The (probability) distribution of a random variable specifies the possible values of the random variable and a way of determining corresponding probabilities. We will see several ways to describe distributions, some of which depend on the number and types of the random variables under investigation.
Commonly encountered random variables can be classified as discrete or continuous (or a mixture of the two98).
- A discrete random variable can take on only countably many isolated points on a number line. These are often counting type variables. Note that “countably many” includes the case of countably infinite, such as \(\{0, 1, 2, \ldots\}\).
- A continuous random variable can take any value within some uncountable interval, such as \([0, 1]\), \([0,\infty)\), or \((-\infty, \infty)\). These are often measurement type variables.
We will see a few ways of specifying a distribution.
- A well labeled plot
- A table of possible values and corresponding probabilities for discrete random variables.

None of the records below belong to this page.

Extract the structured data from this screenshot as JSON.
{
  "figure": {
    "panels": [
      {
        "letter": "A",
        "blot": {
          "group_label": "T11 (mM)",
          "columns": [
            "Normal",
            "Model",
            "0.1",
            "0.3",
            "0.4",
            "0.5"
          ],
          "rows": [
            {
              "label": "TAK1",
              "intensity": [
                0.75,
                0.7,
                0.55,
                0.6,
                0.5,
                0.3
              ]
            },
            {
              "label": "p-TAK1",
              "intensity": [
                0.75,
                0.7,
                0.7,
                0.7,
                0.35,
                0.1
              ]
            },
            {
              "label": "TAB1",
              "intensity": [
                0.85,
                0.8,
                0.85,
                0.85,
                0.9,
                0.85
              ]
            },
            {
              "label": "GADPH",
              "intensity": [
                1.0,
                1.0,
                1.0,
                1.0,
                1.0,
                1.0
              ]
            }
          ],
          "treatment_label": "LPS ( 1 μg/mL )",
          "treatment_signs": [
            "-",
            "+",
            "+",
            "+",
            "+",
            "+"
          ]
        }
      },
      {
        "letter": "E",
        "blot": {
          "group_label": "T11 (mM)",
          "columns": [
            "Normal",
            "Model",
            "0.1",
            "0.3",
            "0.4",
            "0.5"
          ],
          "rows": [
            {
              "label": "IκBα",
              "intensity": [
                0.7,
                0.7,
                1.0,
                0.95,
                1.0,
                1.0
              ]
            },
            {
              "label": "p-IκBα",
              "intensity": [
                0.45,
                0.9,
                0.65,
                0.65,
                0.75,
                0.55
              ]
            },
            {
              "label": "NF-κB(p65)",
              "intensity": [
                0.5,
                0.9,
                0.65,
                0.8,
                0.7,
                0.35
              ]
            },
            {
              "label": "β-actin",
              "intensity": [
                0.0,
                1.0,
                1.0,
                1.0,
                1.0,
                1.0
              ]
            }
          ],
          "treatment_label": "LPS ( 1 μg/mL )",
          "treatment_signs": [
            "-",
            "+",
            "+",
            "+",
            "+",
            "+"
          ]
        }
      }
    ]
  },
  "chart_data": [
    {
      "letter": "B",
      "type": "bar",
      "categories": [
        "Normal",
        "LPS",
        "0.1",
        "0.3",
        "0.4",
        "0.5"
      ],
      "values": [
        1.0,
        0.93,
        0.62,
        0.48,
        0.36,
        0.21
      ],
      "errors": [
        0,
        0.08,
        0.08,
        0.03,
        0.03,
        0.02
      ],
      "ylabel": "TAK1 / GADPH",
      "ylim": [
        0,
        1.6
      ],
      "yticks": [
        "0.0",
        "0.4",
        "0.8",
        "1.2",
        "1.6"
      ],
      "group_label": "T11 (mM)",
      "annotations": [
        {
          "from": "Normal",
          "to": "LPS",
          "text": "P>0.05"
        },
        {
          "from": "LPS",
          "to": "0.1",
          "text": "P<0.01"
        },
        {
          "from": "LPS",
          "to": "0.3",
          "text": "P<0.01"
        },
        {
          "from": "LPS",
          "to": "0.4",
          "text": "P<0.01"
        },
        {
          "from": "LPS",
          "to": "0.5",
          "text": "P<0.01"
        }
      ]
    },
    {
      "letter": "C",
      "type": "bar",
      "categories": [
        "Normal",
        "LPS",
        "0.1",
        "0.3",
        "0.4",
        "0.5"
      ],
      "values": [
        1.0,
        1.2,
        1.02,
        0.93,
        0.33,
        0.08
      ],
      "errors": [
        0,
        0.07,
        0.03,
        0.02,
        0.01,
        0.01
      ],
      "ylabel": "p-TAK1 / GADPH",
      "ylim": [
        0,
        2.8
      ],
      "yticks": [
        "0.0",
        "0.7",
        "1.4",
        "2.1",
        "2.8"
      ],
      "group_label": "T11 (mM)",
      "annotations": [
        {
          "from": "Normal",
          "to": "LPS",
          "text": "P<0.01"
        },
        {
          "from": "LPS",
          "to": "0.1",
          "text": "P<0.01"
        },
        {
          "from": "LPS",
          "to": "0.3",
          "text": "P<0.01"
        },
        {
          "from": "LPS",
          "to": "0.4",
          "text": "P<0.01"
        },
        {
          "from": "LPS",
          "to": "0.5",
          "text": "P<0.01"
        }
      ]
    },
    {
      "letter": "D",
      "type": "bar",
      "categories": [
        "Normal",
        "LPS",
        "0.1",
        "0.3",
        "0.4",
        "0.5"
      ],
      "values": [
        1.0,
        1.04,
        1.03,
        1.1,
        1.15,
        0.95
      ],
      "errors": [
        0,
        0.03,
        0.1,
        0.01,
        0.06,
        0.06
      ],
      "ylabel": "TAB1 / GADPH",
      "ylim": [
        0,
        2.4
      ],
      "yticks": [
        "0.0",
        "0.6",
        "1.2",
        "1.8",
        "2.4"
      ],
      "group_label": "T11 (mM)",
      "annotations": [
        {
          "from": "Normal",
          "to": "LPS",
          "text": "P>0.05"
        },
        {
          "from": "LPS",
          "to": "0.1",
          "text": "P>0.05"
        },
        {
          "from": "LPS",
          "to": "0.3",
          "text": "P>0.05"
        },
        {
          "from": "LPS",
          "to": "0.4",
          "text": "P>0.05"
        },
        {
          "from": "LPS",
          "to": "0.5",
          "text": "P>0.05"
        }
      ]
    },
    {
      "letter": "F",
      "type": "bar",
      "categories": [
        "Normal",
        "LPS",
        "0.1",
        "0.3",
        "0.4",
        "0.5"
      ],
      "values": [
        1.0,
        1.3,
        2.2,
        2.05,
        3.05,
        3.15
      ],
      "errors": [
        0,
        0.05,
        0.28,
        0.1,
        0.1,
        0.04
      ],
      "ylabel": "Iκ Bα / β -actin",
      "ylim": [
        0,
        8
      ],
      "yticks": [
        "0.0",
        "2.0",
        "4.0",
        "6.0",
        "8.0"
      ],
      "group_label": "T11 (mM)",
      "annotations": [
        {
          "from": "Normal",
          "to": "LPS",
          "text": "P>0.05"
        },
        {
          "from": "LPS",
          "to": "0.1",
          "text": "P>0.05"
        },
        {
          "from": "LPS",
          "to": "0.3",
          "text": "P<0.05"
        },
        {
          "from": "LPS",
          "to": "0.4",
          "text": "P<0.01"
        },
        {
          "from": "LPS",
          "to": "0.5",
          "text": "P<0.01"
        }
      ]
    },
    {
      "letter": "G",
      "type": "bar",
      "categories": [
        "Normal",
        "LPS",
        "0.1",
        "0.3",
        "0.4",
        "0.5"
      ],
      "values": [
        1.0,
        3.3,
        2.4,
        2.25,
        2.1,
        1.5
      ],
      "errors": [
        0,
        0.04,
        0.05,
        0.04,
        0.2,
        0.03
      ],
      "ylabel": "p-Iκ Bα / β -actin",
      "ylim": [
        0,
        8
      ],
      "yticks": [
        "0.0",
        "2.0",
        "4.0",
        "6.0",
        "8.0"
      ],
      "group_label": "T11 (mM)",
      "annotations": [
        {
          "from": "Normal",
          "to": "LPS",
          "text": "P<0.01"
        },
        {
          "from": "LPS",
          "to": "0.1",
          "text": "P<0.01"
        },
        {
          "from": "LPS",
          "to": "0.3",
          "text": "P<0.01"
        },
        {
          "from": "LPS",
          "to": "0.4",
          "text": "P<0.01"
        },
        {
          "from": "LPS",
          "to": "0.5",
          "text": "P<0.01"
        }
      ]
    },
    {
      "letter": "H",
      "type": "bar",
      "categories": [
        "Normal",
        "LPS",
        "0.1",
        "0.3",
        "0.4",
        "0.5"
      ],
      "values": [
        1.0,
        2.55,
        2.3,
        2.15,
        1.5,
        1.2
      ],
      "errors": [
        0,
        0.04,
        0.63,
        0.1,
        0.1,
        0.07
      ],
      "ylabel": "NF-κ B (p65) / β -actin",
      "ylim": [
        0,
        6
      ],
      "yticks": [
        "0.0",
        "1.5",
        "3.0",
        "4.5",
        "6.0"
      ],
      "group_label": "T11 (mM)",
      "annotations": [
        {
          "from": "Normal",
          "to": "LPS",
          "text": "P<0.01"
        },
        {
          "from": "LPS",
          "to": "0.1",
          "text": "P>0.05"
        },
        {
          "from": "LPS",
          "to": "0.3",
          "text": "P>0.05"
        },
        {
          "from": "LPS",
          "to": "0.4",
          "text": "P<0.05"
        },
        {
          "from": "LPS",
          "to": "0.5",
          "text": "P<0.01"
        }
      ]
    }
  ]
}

This could be a two-way table for the joint distribution of two discrete random variables.
- A probability mass function for discrete random variables or a probability density function for continuous random variables which maps possible values \(x\) — or \((x, y)\) pairs, etc — to their respective probability (for discrete) or density (for continuous).
- A cumulative distribution function, which provides all the percentiles of the distribution
- By name, including values of relevant parameters, e.g., “Exponential(1)”, “Normal(500, 100)”, “Binomial(5, 0.3)”, “BivariateNormal(500, 500, 100, 100, 0.8)”. Some probabilistic situations are so common that the corresponding distributions have special names. Always be sure to specify values of relevant parameters, e.g., “Normal(500, 100) distribution” rather than just “Normal distribution”. Note that different named distributions have different identifying parameters. For example, the parameters 0 and 1 mean something different for the Uniform(0, 1) distribution than for the Normal(0, 1) distribution.
There is another type of weird random variable which has a “singular” distribution, like the Cantor distribution, but we’re counting these random variables as not commonly encountered.↩︎